Russell v. Rolfs does not suggest otherwise, contrary to the majority’s view. In Russell, the state of Washington first represented to the federal court that state remedies existed in the form of a “Personal Restraint Petition,” then persuaded the state courts-including the state supreme court-that such a petition was procedurally defective because it raised the same issues that the petitioner had asserted on direct appeal. 893 F.2d at 1034-35, 1037. When the petitioner returned to federal court with a second habeas petition, we held that the state was estopped from arguing that he was procedurally barred. Id. at 1037-38. Estoppel was appropriate because the state’s positions were irreconcilable — it first argued a state remedy existed, and then, after the petitioner attempted to avail himself of this remedy, contended that it was foreclosed. As I explained above, no such inconsistency exists in this case.

TV.

The majority’s application of judicial es-toppel means that whenever the government of a state convinces one of its lower or intermediate courts that a petition for post-conviction relief is procedurally defective, the petitioner is free to abandon all action at the state level and proceed immediately to federal court. This result does violence to the concerns for comity, federalism, and orderly administration of justice that underlie the procedural bar doctrine. See Lambrix v. Singletary, 520 U.S. 518, 523, 117 S.Ct. 1517, 137 L.Ed.2d 771 (1997); Reed v. Ross, 468 U.S. 1, 10-11, 104 S.Ct. 2901, 82 L.Ed.2d 1 (1984). I find no support for this view and therefore, respectfully, dissent.

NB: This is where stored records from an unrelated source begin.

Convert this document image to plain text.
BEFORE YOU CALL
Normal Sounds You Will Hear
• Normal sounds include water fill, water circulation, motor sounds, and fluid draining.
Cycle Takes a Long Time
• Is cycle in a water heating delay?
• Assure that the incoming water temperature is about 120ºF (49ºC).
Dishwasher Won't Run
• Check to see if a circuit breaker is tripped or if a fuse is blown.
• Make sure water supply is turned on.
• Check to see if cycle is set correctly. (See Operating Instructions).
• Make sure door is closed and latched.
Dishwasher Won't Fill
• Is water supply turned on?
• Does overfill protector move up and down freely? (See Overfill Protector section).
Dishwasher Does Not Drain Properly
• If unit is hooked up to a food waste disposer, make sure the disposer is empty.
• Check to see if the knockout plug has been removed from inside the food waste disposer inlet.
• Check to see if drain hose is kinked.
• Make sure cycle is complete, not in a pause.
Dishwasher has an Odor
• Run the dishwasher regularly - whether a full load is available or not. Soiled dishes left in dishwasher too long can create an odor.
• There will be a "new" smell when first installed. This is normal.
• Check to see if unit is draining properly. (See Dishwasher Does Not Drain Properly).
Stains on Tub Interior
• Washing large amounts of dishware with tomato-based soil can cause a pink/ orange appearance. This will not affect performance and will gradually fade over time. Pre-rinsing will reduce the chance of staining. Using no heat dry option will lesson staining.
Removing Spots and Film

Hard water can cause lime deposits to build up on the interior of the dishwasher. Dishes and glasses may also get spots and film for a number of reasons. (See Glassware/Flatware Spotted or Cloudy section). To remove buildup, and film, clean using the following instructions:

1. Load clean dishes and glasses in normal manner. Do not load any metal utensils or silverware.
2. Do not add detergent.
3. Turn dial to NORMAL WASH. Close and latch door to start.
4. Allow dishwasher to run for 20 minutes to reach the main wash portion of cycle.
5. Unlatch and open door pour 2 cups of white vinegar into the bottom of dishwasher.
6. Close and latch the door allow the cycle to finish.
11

. In the AEDPA, Congress provided that "[a] state shall not be deemed to have waived the exhaustion requirement or be estopped from reliance upon the requirement unless the state, through counsel, expressly waives the requirement.” 28 U.S.C. § 2254(b)(3). However, our circuit has narrowly construed this provision and held that normal waiver and estoppel rules apply to a state's claim that the petitioner has procedurally defaulted. Franklin v. Johnson, 290 F.3d 1223, 1230 (9th Cir.2002). Therefore, § 2254(b)(3) does not prevent the state from being estopped to raise procedural default here.

. In its brief, for example, the state argues that:

"[P]etitioner could have opposed the state's motion to dismiss, arguing that his case was not moot.... Indeed,[P]etitioner was obligated under the exhaustion doctrine to oppose the state's motion and then seek review on that basis by the Oregon Supreme Court.... If he had been successful, the Court of Appeals would have considered his claim on the merits. Accordingly, it was petitioner’s own choice, not the state’s actions or the absence of a corrective state process, that is the cause of his procedural default.”